Сейчас, накануне самой страшной и, возможно, решающей, ночи, Шерлоку было плевать на собственную жизнь.
И на собственную смерть.
*
Он так и не уснул в эту ночь.
Ровно как и в следующую.
Сон стал для Шерлока редким подарком, который он научился ценить по достоинству.
Но Шерлок принял решение жить.
***
Садерс умирал от любви.
Он покрывал поцелуями каждую вещь, которой касался Шерлок, и спал, обнимая простыни, пропитанные его мочой. И если он ещё не проткнул пистолетом горло, и не нажал на курок, то лишь потому, что знал: ничего не закончилось и не закончится никогда, во всяком случае, до тех пор, пока клубится дыхание в его переполненной любовью груди, пока его обезумевшее сердце отсчитывает минуты до той самой, заветной, когда он снова увидит своего любимого мальчика, посмотрит в его безразличные, но такие родные глаза, и прикоснется губами к бледной щеке.
Он давно забыл о тайной комнате и о троне, ставшем теперь до смешного ненужным. У него было нечто несоизмеримо более ценное. Две обители: комната, наполненная памятью о тонком, прикованном браслетами теле, подарившем ему столько наслаждения и столько боли, и роскошная спальня, где Шерлок два месяца люто его ненавидел и где с той же лютой ненавистью ему отдавался, будто надеясь, что очередной оргазм наконец-то его убьет.
Он подолгу сидел в изголовье кровати, жадно вдыхая запах несвежей подушки, теряя голову от нежности и любви.
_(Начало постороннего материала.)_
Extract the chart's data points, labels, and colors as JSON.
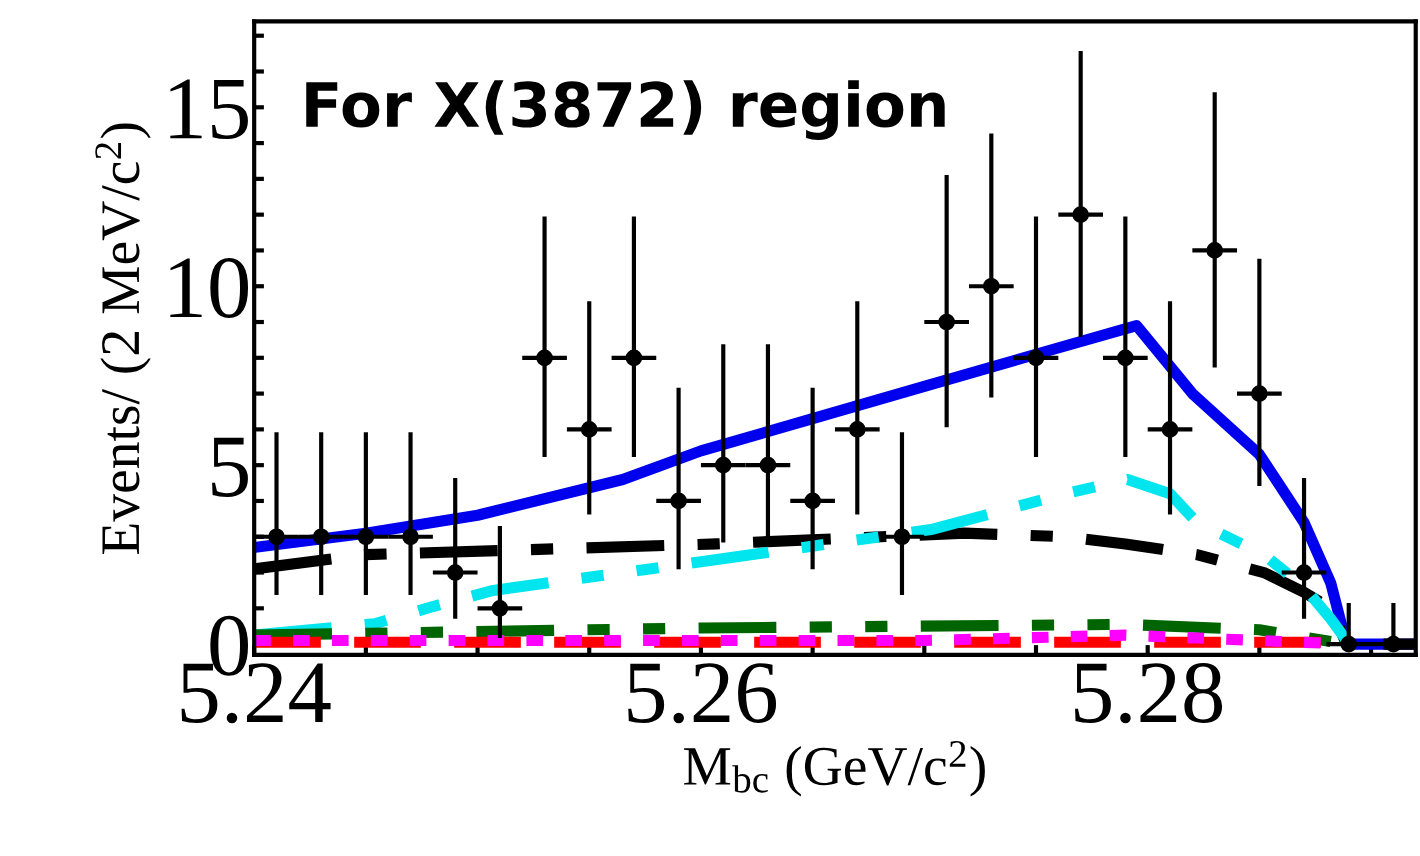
{
  "chart_data": {
    "type": "line",
    "xlabel": "M$_{bc}$ (GeV/c$^{2}$)",
    "ylabel": "Events/ (2 MeV/c$^{2}$)",
    "annotations": [
      "For X(3872) region"
    ],
    "xlim": [
      5.24,
      5.292
    ],
    "xticks": [
      5.24,
      {
        "value": 5.245,
        "label": null
      },
      {
        "value": 5.25,
        "label": null
      },
      {
        "value": 5.255,
        "label": null
      },
      5.26,
      {
        "value": 5.265,
        "label": null
      },
      {
        "value": 5.27,
        "label": null
      },
      {
        "value": 5.275,
        "label": null
      },
      5.28,
      {
        "value": 5.285,
        "label": null
      },
      {
        "value": 5.29,
        "label": null
      }
    ],
    "ylim": [
      -0.3,
      17.4
    ],
    "yticks": [
      0,
      {
        "value": 1,
        "label": null
      },
      {
        "value": 2,
        "label": null
      },
      {
        "value": 3,
        "label": null
      },
      {
        "value": 4,
        "label": null
      },
      5,
      {
        "value": 6,
        "label": null
      },
      {
        "value": 7,
        "label": null
      },
      {
        "value": 8,
        "label": null
      },
      {
        "value": 9,
        "label": null
      },
      10,
      {
        "value": 11,
        "label": null
      },
      {
        "value": 12,
        "label": null
      },
      {
        "value": 13,
        "label": null
      },
      {
        "value": 14,
        "label": null
      },
      15,
      {
        "value": 16,
        "label": null
      },
      {
        "value": 17,
        "label": null
      }
    ],
    "grid": false,
    "legend": false,
    "series": [
      {
        "type": "line",
        "color": "#0000ee",
        "line_style": "solid",
        "x": [
          5.24,
          5.245,
          5.25,
          5.2565,
          5.26,
          5.265,
          5.27,
          5.275,
          5.2795,
          5.282,
          5.285,
          5.287,
          5.2882,
          5.2889,
          5.292
        ],
        "values": [
          2.7,
          3.1,
          3.6,
          4.6,
          5.4,
          6.3,
          7.2,
          8.1,
          8.9,
          7.0,
          5.3,
          3.4,
          1.7,
          0,
          0
        ]
      },
      {
        "type": "line",
        "color": "#000000",
        "line_style": "dashdot",
        "x": [
          5.24,
          5.245,
          5.2607,
          5.2718,
          5.2763,
          5.279,
          5.2822,
          5.2852,
          5.287,
          5.2882,
          5.2889,
          5.292
        ],
        "values": [
          2.1,
          2.5,
          2.8,
          3.1,
          3.0,
          2.8,
          2.5,
          2.0,
          1.45,
          1.0,
          0,
          0
        ]
      },
      {
        "type": "line",
        "color": "#00e5ee",
        "line_style": "dashdotdot",
        "x": [
          5.24,
          5.2454,
          5.248,
          5.2507,
          5.26,
          5.2703,
          5.2763,
          5.2791,
          5.281,
          5.2822,
          5.2852,
          5.287,
          5.2882,
          5.2889
        ],
        "values": [
          0.25,
          0.57,
          1.05,
          1.5,
          2.3,
          3.2,
          4.2,
          4.6,
          4.2,
          3.4,
          2.5,
          1.6,
          0.7,
          0.1
        ]
      },
      {
        "type": "line",
        "color": "#006400",
        "line_style": "dashdotdot",
        "x": [
          5.24,
          5.26,
          5.279,
          5.285,
          5.2889
        ],
        "values": [
          0.25,
          0.45,
          0.55,
          0.4,
          0
        ]
      },
      {
        "type": "line",
        "color": "#ff0000",
        "line_style": "dashed",
        "x": [
          5.24,
          5.288,
          5.2889
        ],
        "values": [
          0.05,
          0.05,
          0
        ]
      },
      {
        "type": "line",
        "color": "#ff00ff",
        "line_style": "dotted",
        "x": [
          5.24,
          5.27,
          5.279,
          5.285,
          5.2889
        ],
        "values": [
          0.1,
          0.1,
          0.25,
          0.1,
          0
        ]
      },
      {
        "type": "scatter",
        "color": "#000000",
        "marker": "circle",
        "x": [
          5.241,
          5.243,
          5.245,
          5.247,
          5.249,
          5.251,
          5.253,
          5.255,
          5.257,
          5.259,
          5.261,
          5.263,
          5.265,
          5.267,
          5.269,
          5.271,
          5.273,
          5.275,
          5.277,
          5.279,
          5.281,
          5.283,
          5.285,
          5.287,
          5.289,
          5.291
        ],
        "values": [
          3,
          3,
          3,
          3,
          2,
          1,
          8,
          6,
          8,
          4,
          5,
          5,
          4,
          6,
          3,
          9,
          10,
          8,
          12,
          8,
          6,
          11,
          7,
          2,
          0,
          0
        ],
        "errors": [
          [
            1.37,
            5.92
          ],
          [
            1.37,
            5.92
          ],
          [
            1.37,
            5.92
          ],
          [
            1.37,
            5.92
          ],
          [
            0.71,
            4.64
          ],
          [
            0.17,
            3.3
          ],
          [
            5.23,
            11.95
          ],
          [
            3.62,
            9.58
          ],
          [
            5.23,
            11.95
          ],
          [
            2.09,
            7.16
          ],
          [
            2.84,
            8.38
          ],
          [
            2.84,
            8.38
          ],
          [
            2.09,
            7.16
          ],
          [
            3.62,
            9.58
          ],
          [
            1.37,
            5.92
          ],
          [
            6.06,
            13.11
          ],
          [
            6.89,
            14.27
          ],
          [
            5.23,
            11.95
          ],
          [
            8.58,
            16.57
          ],
          [
            5.23,
            11.95
          ],
          [
            3.62,
            9.58
          ],
          [
            7.73,
            15.42
          ],
          [
            4.42,
            10.77
          ],
          [
            0.71,
            4.64
          ],
          [
            0,
            1.15
          ],
          [
            0,
            1.15
          ]
        ],
        "xerrors": [
          0.001,
          0.001,
          0.001,
          0.001,
          0.001,
          0.001,
          0.001,
          0.001,
          0.001,
          0.001,
          0.001,
          0.001,
          0.001,
          0.001,
          0.001,
          0.001,
          0.001,
          0.001,
          0.001,
          0.001,
          0.001,
          0.001,
          0.001,
          0.001,
          0.001,
          0.001
        ]
      }
    ]
  }
}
Собрал с постели все найденные им волоски, и бережно завернул в тонкий белый платок, пересчитав и внимательно рассмотрев перед этим каждый.
Сокровище, достойное Гаруна аль-Рашида*…
На этой кровати Шерлок впервые кончил в него, омыл его сладостью изнутри, превратив навечно в раба.
В спальне Шерлока он проводил свои ночи. Долгие, полные жажды и грязи. Такие, которые пугали даже его самого. Он причинял себе почти нестерпимую боль, делал со своим телом страшные вещи, боясь вспомнить об этом утром и с ужасом глядя на себя в зеркало ванной комнаты, где тщательно смывал невидимые следы полночных безумств, доставляющих ему адское удовольствие.
В эти заветные комнаты он не пускал никого. Не позволял перестилать постель, стирать с мебели пыль. Всё должно было носить отпечаток Шерлока — его запаха, его незримого присутствия, его мыслей. Даже его ненависти.